Jorge ficou em silêncio observando o cunhado que, oportunidades do destino à parte, tinha habilidade para gerenciamento de equipes. E principalmente para sugar sua máxima produtividade. Era difícil tomar uma atitude que iria definitivamente romper com um passado que tinha, sem dúvida alguma, valor para ele e para a empresa. Alfredo parecia ser esta ponte entre o ontem e o hoje que, aos olhos quase românticos do filho do fundador, estava para ser implodida. Pensou em Alfredo, que de certa forma estava em suas memórias — quando guri, Jorge visitava o pai na gráfica e lá estava ele, o tímido tipógrafo, sentado naquela mesa ao centro da fábrica — e se perguntou há quanto tempo não trocava palavras com o velho funcionário.
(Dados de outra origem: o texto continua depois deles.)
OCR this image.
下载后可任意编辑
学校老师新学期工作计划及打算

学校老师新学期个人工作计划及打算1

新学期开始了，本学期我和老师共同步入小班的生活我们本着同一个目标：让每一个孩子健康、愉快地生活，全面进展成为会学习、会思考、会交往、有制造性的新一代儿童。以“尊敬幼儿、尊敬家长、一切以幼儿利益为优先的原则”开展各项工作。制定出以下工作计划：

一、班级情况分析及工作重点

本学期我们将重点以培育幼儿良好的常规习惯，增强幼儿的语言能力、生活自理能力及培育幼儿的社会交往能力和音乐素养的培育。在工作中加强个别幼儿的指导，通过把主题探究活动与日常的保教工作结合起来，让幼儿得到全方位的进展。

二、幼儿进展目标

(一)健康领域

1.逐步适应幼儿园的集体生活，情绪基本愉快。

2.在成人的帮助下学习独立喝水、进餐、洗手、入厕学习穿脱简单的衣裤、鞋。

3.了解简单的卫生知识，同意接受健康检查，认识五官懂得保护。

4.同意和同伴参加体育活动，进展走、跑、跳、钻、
Meses? Anos talvez? Não se recordava. Retornou de seus devaneios, viu que não havia jeito, o mercado chega a galope e vai atropelando a todos, precisamos nos conformar e tomar as medidas que forem necessárias, doa a quem doer. Olhou para Martins.

— Qual a tua proposta?

— Me dá carta branca pra enxugar a folha, fazer as demissões necessárias, e eu te dou uma máquina azeitada pra você competir e ganhar até das grandes do mercado.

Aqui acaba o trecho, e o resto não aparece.